Caelum parecia ter seguido os conselhos do tio. Ele estava mais contido, com uma postura de príncipe que aceitara o desafio de agir em vez de apenas rosnar.
Julian, percebendo que era o momento de intervir, levantou-se e pigarreou, chamando a atenção de todos.
— Como chefe da casa de Valória e irmão de Catarina — começou Julian, com um brilho cúmplice nos olhos — decidi dar ouvidos a um pedido formal. Hoje, concedi a um novo cavaleiro o direito de cortejá-la. Um homem que, finalmente, provou que sua intenção é tão firme quanto sua linhagem.
Catarina arqueou a sobrancelha, deixando o talher de prata de lado com um sorriso sarcástico.
— Um novo cavaleiro? — ela riu. — E quem seria o corajoso desta vez? O pobre Stefan Drake finalmente criou coragem ou você achou algum outro nobre desesperado em Astúria?
Julian sorriu e apontou para a cabeceira oposta.
— O Príncipe Herdeiro, Caelum.
O silêncio que se seguiu foi absoluto, quebrado apenas pela gargalhada cristalina e cortante de Catarina. Ela jogou a cabeça para trás, rindo com um desdém que ecoou pelas paredes de pedra do salão.

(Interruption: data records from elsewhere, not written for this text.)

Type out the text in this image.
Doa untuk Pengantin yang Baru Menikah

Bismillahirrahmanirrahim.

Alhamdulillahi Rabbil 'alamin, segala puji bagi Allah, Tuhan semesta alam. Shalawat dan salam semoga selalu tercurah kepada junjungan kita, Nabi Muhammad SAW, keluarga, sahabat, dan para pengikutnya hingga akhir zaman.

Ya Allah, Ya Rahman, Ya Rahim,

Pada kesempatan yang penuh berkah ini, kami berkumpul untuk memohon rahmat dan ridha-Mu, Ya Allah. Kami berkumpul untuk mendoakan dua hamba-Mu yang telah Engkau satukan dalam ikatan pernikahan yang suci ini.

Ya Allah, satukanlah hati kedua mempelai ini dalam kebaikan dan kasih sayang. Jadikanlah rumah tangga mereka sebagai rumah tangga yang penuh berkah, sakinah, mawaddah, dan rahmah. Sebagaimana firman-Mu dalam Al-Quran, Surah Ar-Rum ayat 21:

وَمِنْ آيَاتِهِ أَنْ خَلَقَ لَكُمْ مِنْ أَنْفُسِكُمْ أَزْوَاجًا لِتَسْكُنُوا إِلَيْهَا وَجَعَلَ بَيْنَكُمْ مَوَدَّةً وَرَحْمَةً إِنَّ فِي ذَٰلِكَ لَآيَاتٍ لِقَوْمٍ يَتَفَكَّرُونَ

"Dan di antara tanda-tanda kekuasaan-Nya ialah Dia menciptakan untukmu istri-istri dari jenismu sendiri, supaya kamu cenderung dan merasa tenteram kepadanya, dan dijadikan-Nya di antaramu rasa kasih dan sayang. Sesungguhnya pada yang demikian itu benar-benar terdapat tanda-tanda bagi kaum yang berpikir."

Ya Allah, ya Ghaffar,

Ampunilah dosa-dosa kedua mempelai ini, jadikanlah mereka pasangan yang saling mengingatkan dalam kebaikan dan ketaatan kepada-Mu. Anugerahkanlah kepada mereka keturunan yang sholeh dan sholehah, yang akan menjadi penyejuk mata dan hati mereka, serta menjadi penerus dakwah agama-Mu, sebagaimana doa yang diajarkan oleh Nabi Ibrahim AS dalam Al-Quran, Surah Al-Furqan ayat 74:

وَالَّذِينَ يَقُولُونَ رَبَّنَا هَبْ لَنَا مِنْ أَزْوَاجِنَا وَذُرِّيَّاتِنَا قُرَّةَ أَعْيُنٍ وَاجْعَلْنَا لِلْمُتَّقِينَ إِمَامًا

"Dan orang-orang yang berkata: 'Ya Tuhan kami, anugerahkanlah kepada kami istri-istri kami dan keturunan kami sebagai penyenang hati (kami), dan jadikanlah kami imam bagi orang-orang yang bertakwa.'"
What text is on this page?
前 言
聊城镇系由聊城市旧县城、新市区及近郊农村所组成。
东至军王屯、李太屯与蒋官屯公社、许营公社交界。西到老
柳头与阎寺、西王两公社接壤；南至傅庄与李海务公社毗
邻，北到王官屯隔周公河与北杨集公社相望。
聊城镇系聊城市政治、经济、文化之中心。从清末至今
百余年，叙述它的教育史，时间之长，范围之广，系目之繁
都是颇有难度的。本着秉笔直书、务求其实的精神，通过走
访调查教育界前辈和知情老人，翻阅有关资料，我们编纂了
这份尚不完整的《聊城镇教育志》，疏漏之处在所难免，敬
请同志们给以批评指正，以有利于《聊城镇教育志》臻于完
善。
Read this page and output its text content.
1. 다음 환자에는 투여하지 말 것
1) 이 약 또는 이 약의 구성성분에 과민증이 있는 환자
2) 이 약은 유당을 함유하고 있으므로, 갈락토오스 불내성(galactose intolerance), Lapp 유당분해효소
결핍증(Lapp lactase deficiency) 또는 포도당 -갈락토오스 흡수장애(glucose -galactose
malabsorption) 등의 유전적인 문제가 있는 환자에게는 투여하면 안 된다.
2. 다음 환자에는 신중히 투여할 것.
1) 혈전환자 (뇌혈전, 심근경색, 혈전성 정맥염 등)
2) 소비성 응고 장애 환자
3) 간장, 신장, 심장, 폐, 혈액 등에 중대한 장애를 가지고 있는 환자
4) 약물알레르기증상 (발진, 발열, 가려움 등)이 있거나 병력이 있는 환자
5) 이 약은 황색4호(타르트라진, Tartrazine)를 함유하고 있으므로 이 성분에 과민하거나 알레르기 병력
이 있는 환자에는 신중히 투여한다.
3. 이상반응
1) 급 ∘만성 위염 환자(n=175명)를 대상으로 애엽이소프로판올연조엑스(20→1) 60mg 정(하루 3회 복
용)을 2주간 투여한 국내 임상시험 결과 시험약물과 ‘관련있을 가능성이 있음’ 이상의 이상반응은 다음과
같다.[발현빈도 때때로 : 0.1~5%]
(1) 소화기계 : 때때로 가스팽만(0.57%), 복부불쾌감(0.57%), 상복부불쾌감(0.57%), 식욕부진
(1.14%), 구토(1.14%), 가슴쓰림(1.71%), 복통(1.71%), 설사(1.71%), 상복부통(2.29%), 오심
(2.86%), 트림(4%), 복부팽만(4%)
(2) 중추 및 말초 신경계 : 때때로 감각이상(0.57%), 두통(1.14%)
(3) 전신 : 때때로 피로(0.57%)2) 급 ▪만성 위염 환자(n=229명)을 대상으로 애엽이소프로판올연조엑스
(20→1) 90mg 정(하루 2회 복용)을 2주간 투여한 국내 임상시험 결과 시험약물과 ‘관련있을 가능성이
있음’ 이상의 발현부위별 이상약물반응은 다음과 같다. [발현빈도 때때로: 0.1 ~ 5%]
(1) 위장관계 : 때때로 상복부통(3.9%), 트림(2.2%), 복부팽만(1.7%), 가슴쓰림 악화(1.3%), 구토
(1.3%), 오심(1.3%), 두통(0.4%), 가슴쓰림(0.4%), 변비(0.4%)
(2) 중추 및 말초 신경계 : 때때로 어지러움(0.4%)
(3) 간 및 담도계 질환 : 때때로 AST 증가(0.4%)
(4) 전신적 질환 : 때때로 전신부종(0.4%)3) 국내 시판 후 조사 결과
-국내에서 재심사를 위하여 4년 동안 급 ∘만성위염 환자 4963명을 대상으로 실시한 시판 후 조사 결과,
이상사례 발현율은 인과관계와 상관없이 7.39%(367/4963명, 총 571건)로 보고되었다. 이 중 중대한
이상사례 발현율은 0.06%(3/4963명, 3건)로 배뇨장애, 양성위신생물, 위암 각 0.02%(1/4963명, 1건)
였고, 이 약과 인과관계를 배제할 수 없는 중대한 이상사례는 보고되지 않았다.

— Caelum? — ela perguntou, recuperando o fôlego, mas mantendo o tom de deboche. — O Duque das Sombras agora quer ser um cavaleiro andante? Por favor, Julian! Ele não sabe nem ser gentil em um café da manhã, quem dirá sustentar um cortejo. Ele só está fazendo isso por orgulho ferido, para não perder para o Drake. É patético.
Caelum sentiu cada palavra como um golpe físico. O rosto dele empalideceu, perdendo a cor avermelhada do ciúme e dando lugar a uma expressão de profunda mágoa. Ele olhou para Catarina, esperando ver um rastro de brincadeira, mas só encontrou o desdém que ela usava como armadura.
Lentamente, Caelum levantou-se. Ele não gritou, nem bateu na mesa. Sua voz saiu baixa e fria, carregada de uma dignidade ferida que silenciou até a risada dela.
— Julian — disse Caelum, olhando para o amigo. — Eu agradeço a honra. Mas, diante de tamanha clareza... eu retiro oficialmente o meu pedido de cortejo. Não há sentido em oferecer o que não é valorizado.
O salão mergulhou em um silêncio sepulcral. Caelum fez uma reverência curta aos reis e, antes que alguém pudesse protestar, saiu do salão com passos firmes, deixando para trás um rastro de gelo.
Katrina, que até então assistia a tudo calada, sentiu o coração de mãe apertar. Ela levantou-se com uma elegância letal, os olhos fixos em Catarina com uma severidade que fez a jovem de Valória perder o sorriso.
— Você deveria se sentir totalmente lisonjeada, Catarina — começou Katrina, a voz tremendo de indignação contida. — Meu filho nunca, em toda a sua vida, pediu para cortejar alguém. Ele sempre colocou o dever e este reino acima de seus próprios desejos. O que ele ofereceu a você hoje foi a maior prova de vulnerabilidade que ele já demonstrou.
Ela deu um passo à frente, ignorando o olhar de surpresa de Gaspar.
— Mas você preferiu o deboche. Um deboche ridículo e infantil. Talvez, Catarina, você tenha acabado de perder o único homem que seria capaz de atravessar o inferno para te proteger, tudo por causa desse seu orgulho que você chama de rebeldia.
Katrina olhou para Richard, sinalizando que também se retiraria. Catarina ficou estática, a taça de vinho parada na mão, enquanto a realidade das palavras começava a pesar sobre seus ombros como o chumbo das nuvens do Norte.